С крытого тока слышался смутный гул молотилки. Хайдар сразу представил себе, как девушки подают в машину снопы, мальчишки волоком перетаскивают солому.

Айсылу, беспокоясь о его раненой ноге, еще днем вернула Хайдара с поля, приказав никуда не выходить из дому. А вот теперь на душе у него неспокойно: как там работают? Успеют ли намолотить достаточно хлеба для отправки на элеватор?

Хайдар ворошит пальцами густые волосы и уносится мыслями далеко-далеко: к поездам, мчащим на фронт хлеб и оружие, к дымящим заводам. Перед его глазами встает красная от зарева пожарищ Волга, суровые лица воинов. Всю страну, поднявшуюся на битву, видит сейчас Хайдар перед собой. Взволнованный, подходит он к столу и начинает быстро записывать то, что скажет завтра колхозникам.

3

Время близилось к полуночи, когда у самых ворот кто-то рванул гармонь. Хайдар встал раздосадованный: кто бы мог в такую горячую пору баловаться с гармонью? Но тут же вспомнил: «Зиннат!.. Наверное, сидел с Султаном».

И действительно, в сени, растягивая гармонь, ввалился Зиннат.

— Здорово, философ! В небесах паришь?

Он поставил гармонь на пол и, качнувшись, сел на нее.

— Есть папиросы? Дай одну!

Будь это в другом месте, возможно, Хайдар и обошелся бы с ним круто, но с гостем он не мог быть резким.

— Откуда ты... такой? Как говорится, ни в пятницу, ни в воскресенье...

Зиннат горько улыбнулся:

— Ведь я утешитель страждущих. Где солдаток утешу, а где и фронтовика... возвратившегося к жене. Поднимая их настроение, и свое поднимаю... Ты, конечно, хочешь сказать, почему я хожу таким забулдыгой?

— Что ж говорить, если и сам знаешь.

— Во, во! — многозначительно поднял палец Зиннат. — Спасибо тебе за это. Что значит воспитанней культура! Умеешь уважать человека.
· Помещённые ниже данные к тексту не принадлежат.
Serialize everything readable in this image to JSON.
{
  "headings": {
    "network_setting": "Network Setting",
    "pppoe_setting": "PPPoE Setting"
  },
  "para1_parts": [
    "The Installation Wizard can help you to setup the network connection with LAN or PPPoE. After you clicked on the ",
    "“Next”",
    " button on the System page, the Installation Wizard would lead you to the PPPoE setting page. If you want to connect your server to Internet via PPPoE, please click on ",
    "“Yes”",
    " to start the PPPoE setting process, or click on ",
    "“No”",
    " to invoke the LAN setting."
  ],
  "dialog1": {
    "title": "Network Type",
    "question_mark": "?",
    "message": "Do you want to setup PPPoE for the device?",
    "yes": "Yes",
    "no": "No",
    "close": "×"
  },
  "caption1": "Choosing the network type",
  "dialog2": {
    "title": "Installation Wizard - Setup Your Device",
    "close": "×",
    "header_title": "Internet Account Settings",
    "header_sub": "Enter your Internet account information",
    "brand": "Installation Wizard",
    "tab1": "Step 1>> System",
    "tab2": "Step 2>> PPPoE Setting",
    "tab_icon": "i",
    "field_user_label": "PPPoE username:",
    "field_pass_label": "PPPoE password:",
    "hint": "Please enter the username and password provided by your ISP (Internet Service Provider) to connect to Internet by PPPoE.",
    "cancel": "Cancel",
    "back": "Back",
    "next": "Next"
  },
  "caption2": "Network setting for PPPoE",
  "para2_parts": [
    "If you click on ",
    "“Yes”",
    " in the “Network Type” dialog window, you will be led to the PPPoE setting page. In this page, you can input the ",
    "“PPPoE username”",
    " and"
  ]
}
Это похвальное качество, философ! А Тимери-абзы начал было кричать: «В самую страду пьянствуешь! Совесть надо иметь!» Не выношу людей, которые лезут с нравоучениями. Ты заставь меня навоз возить, камни дробить, но души моей не трожь, не касайся моей раны!.. Может, я этим накипь с сердца смываю?

Зиннат был весь какой-то всклокоченный — в расстегнутой гимнастерке, с непокрытой головой. Необычно развязный и разговорчивый, он, казалось, даже рисовался своей нетрезвостью.
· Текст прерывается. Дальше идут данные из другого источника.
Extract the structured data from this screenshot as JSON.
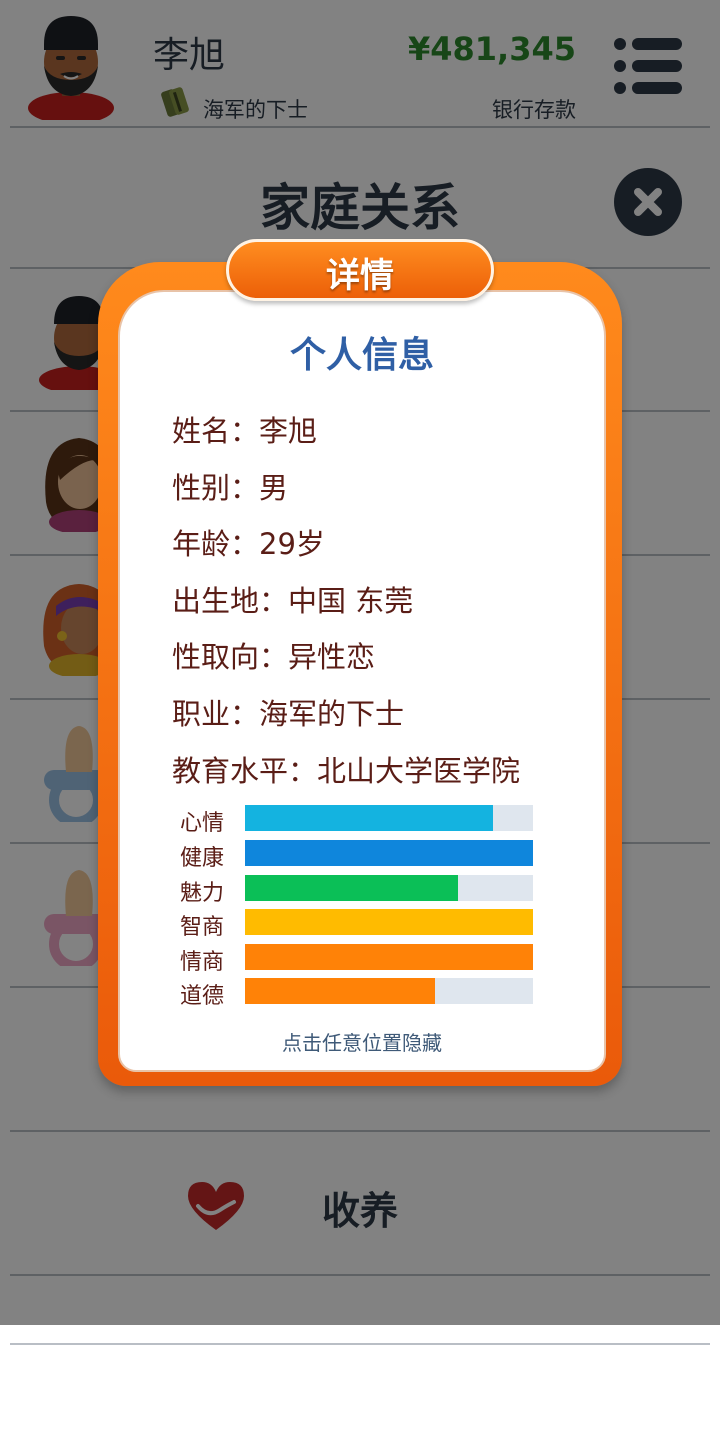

— Первым делом мы зашли к дедушке Айтугану, выпили у него. Потом пошли к Шамсутдину. У него тоже выпили, только уже под скрипку да с песнями. Прибежала с поля Юзлебикэ-апа и затащила к себе. «Не отпущу, говорит, без угощения лучшего друга моего мужа!» А там еще в двух или трех местах побывали. Но уж коли не берет хмель человека, так действительно не берет. Меду пил Султан ковшами, водку стаканами — и даже не морщился! Видно всем: пламя у него внутри, а залить не может. «Эх, говорит, джигиты, знали бы вы, что у меня на душе творится!» Вздыхает и поет. А песня-то какая!

Ой, Волга холодна! Идет, друзья, волна,
Напрасно борется с ней утка белая!
Тоскливо мне, друзья! Горит душа моя.
Без песен ей никак не вытерпеть, друзья.

Зиннат расчувствовался и замолк.

История с Султаном подействовала и на Хайдара.

— Сильный человек! — сказал он, нервно закуривая папиросу. — Горит сердце, а не размяк. Знаешь, меня очень тронуло отношение людей к Султану. Видел, как почитают солдата! Как стараются исцелить его рану! Народ, он, братец мой, могучая сила. В тяжелые дни он станет для тебя и отцом и матерью родной... А как эта самая... Апипэ? Не показывалась?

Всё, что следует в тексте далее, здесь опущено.